Figure 3. TDP-43 aggregates are present in iPSC-cortical neurons and in patient postmortem CNS

(A) Healthy control IPRN.0013 and (B) ALS patient IPRN.0048 iPSC-CN cultures stained with MAP2 (green) and TDP-43 (red) show intranuclear TDP-43 aggregates are present in ALS patient cells (B) but not in healthy control cells (A). (C & E), Control and (D & F) ALS iPSC-CN stained for corticospinal neuron marker CTIP2 (green in C & D) and TDP-43 (red in C & D). (C–F), CTIP2 positive neurons have TDP-43 aggregates (arrows in D & F). (G–J), Intranuclear TDP-43 aggregates in patient (IPRN.0360) postmortem CNS stained with TDP-43 (brown) and Luxol fast blue. (G & I), Spinal cord anterior horn motor neurons have intranuclear TDP-43 aggregates (arrow) and cytoplasmic mislocalization (arrowhead). (H & J), frontal lobe neurons have intranuclear TDP-43 aggregates (arrow). (K) 11% of CTIP2-positive and 3% of CTIP2-negative cells had TDP-43 aggregates. Error bars are standard deviation (4 and 1 respectively; total cells counted = 1548). Scale bars (A–F)= 20 µm, (G–J)10 µm.

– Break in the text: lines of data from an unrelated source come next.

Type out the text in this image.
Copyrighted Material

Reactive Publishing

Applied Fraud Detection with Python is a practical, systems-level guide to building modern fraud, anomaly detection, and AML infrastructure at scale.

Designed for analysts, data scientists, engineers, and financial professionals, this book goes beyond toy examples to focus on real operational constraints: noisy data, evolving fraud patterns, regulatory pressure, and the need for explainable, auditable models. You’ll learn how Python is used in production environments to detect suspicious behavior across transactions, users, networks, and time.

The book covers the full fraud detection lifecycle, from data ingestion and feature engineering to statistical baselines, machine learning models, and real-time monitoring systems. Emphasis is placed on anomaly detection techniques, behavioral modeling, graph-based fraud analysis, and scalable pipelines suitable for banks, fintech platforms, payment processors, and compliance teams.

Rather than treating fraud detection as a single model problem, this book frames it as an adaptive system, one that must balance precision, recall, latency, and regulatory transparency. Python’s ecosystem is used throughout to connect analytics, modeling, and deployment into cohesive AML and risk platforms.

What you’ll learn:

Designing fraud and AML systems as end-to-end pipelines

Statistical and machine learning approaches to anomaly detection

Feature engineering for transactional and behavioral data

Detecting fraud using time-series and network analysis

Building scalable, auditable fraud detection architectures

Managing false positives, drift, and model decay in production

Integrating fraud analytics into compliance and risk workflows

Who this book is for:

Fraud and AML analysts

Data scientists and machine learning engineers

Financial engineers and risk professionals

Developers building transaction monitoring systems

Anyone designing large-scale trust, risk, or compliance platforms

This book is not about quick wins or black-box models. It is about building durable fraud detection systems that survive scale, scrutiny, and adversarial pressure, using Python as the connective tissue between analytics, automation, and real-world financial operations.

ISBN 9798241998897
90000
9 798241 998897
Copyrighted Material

Figure 4. sALS patient iPSC-CN treated with cardiac glycosides

(A–C), sALS patient iPSC-CN control DMSO-treated for 48 hours and stained for TDP-43. (D–F), iPSC-CN treated with Digoxin at 3 µM, Lanatoside C at 1.5 µM, and Proscillardin at 1.5 µM for 48 hours and stained for TDP-43. (E–F), Dose response curves for the three compounds on iPSC-CN show dose dependent reduction in percent cells containing TDP-43 aggregates. (G–I), total cell count for compound-treated iPSC-CN shows that cell number does not decrease with increasing dose and compounds are not cytotoxic.